Stawell’s Steffi Patience has drawn on her time when she was homeless and forced to couch-surf to help the disadvantaged youth of today.
For about two years Ms Patience was homeless, couch-surfing around the Melbourne and Ballarat areas and sometimes even sleeping on the street, in public toilets, at bus stops and train stations.
She has had a stable home for the past year since moving back to her hometown of Stawell, but now battles with Post Traumatic Stress Disorder.
But despite her rough past, Ms Patience is committed to volunteering and turning around the troubled lives of others.
She was nominated for the Saward Dawson Community Service and Social Impact Award, one of ten categories in the Victorian Young Achiever Awards.
Ms Patience has been a volunteer for three years at Survivors of Suicide, which supports those bereaved or thinking about suicide in the Ballarat and Gippsland areas.
She has also helped disadvantaged youth at the Salvation Army’s LARF program, mentored a sponsor child in New Caledonia, helped her primary school pupils to read and supported underprivileged students and their families with food, school support, small loans and warm clothes and blankets.
Ms Patience said she loved to help people and wanted to offer the disadvantaged youth of today a beacon of hope, something she struggled to have by her side in the past.
“Growing up I struggled at school and at home and I always try to be somebody that I would have needed to help me out of trouble as a kid,” she said.
“In my time volunteering I have learnt that many people have a lot of resilience.
“The world is scary, but at charity events and counselling sessions you see the community flock together and support one another.”
Ms Patience said she was “mind-blown” after receiving news she was nominated for the prestigious accolade.
“I am so grateful for even being nominated and look forward to volunteering more in 2018,” she said.

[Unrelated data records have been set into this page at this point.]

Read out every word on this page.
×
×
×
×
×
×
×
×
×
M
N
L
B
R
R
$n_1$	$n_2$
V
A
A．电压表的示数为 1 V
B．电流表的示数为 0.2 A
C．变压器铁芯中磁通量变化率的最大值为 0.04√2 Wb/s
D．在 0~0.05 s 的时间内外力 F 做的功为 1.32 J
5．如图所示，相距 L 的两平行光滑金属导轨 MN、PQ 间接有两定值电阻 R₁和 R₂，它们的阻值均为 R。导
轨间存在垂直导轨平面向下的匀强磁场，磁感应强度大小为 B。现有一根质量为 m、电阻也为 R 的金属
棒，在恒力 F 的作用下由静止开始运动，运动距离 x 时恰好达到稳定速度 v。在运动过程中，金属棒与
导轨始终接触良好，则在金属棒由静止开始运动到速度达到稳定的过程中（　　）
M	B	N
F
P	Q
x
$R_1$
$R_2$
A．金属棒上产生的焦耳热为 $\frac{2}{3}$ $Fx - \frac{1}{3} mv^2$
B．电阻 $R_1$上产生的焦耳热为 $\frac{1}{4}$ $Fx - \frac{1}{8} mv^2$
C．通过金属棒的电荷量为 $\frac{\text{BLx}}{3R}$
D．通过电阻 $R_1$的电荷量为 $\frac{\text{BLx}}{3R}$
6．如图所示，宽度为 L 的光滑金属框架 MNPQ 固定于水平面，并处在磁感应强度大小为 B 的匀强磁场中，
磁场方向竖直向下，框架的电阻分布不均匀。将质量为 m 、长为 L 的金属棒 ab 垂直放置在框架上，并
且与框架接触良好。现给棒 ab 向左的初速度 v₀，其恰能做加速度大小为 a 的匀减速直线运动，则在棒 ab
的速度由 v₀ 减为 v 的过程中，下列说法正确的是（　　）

Survivors of Suicide founder Kristy Hughes-Steenhuis said for somebody who had emerged from such a chequered past Ms Patience was a go-getter and her accomplishments were “super impressive”.
“She has had her fair share of challenges in life, but to be able to draw on those challenging experiences to help others, I take my hat off to her,” she said.
Ms Hughes-Steenhuis said her volunteers ranged from 70 to 16 years old and it was great to see young people doing so and connecting with their disadvantaged counterparts.
“Even after moving back to Stawell from Ballarat she still travels to us to volunteer,” she said.
“Our last event at the Grand Prix she caught a train and bus here and a train and bus back again – she never complains, is always smiling and is a fantastic girl.”
Judging will start on Tuesday, March 13.